Comparison of published palaeoclimate records suitable for reconstructing annual to sub-decadal hydroclimatic variability in eastern Australia: implications for water resource management and planning
Flack, AL and Kiem, AS and Vance, TR and Tozer, CR and Roberts, JL, Comparison of published palaeoclimate records suitable for reconstructing annual to sub-decadal hydroclimatic variability in eastern Australia: implications for water resource management and planning, Hydrology and Earth System Sciences, 24 pp. 5699-5712. ISSN 1027-5606 (2020) [Refereed Article]

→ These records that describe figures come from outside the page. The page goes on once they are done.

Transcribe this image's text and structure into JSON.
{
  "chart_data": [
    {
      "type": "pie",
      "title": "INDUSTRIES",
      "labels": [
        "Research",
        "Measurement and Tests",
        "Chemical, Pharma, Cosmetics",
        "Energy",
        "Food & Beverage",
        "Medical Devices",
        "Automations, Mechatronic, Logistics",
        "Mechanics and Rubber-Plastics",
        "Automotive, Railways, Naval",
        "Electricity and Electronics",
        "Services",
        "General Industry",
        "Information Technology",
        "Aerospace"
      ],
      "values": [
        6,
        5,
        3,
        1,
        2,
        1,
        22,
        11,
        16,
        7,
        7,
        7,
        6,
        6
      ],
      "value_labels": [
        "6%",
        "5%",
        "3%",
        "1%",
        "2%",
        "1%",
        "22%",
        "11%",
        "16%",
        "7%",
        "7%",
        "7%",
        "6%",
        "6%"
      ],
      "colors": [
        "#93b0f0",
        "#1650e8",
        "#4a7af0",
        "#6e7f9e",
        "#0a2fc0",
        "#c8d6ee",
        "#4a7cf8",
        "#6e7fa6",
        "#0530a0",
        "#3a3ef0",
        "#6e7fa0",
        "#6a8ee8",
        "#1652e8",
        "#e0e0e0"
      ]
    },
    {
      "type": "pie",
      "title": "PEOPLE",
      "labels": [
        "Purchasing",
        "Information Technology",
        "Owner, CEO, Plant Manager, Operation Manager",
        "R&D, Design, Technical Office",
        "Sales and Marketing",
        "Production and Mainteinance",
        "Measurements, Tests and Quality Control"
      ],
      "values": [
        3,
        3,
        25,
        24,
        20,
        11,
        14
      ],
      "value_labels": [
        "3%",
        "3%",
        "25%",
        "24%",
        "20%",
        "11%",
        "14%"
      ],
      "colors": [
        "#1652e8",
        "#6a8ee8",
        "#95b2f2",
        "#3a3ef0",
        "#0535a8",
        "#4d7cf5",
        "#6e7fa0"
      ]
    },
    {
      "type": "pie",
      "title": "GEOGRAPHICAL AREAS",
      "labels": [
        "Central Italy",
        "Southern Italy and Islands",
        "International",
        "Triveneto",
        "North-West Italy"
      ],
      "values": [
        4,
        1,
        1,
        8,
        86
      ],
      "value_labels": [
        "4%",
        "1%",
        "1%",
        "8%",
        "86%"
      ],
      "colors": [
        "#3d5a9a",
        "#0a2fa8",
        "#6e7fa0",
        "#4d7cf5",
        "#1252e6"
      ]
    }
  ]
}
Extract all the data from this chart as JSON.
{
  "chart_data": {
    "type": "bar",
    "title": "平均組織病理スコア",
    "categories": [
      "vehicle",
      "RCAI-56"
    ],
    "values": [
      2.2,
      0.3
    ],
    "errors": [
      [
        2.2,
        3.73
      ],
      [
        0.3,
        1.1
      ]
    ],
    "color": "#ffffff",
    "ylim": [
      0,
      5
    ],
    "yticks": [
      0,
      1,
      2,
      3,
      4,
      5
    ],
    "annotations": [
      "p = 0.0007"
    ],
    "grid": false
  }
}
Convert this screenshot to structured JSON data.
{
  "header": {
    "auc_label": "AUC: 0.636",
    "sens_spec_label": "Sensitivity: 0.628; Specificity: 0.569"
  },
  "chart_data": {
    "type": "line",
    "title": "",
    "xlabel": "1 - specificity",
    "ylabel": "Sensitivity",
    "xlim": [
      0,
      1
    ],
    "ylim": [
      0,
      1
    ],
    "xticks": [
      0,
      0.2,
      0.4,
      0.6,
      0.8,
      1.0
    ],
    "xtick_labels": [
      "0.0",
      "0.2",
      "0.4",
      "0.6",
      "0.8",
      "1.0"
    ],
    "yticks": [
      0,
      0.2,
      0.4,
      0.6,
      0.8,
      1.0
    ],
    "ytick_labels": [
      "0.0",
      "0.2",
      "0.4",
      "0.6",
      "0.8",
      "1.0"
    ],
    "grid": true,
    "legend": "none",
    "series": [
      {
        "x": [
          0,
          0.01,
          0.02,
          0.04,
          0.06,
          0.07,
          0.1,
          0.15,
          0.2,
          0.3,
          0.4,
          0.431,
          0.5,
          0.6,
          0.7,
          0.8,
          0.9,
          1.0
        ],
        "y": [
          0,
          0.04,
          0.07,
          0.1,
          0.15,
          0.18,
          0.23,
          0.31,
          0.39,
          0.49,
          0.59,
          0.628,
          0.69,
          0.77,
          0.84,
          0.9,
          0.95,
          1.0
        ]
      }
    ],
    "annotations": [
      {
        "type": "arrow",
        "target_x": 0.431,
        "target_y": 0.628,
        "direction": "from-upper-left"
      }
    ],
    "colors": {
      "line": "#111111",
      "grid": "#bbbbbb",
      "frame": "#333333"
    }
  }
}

Knowledge of past, current, and future hydroclimatic risk is of great importance. However, like many other countries, Australia's observed hydroclimate records are at best only ∼ 120 years long (i.e. from ∼ 1900 to the present) but are typically less than ∼ 50 years long. Therefore, recent research has focused on developing longer hydroclimate records based on palaeoclimate information from a variety of different sources. Here we review and compare the insights emerging from 11 published palaeoclimate records that are relevant for annual to sub-decadal hydroclimatic variability in eastern Australia over the last ∼ 1000 years. The sources of palaeoclimate information include ice cores, tree rings, cave deposits, and lake sediment deposits. The published palaeoclimate information was then analysed to determine when (and where) there was agreement (or uncertainty) about the timing of wet and dry epochs in the pre-instrumental period (1000–1899). The occurrence, frequency, duration, and spatial extent of pre-instrumental wet and dry epochs was then compared to wet and dry epochs since 1900. The results show that instrumental records (∼ 1900–present) underestimate (or at least misrepresent) the full range of rainfall variability that has occurred, and is possible, in eastern Australia. Even more disturbing is the suggestion, based on insights from the published palaeoclimate data analysed, that 71 % of the pre-instrumental period appears to have no equivalent in the instrumental period. This implies that the majority of the past 1000 years was unlike anything encountered in the period that informs water infrastructure, planning, and policy in Australia. A case study, using a typical water storage reservoir in eastern Australia, demonstrates that current water resource infrastructure and management strategies would not cope under the range of pre-instrumental conditions that this study suggests has occurred. When coupled with projected impacts of climate change and growing demands, these results highlight some major challenges for water resource management and infrastructure. Though our case study location is eastern Australia, these challenges, and the limitations associated with current methods that depend on instrumental records that are too short to realistically characterise interannual to multi-decadal variability, also apply globally.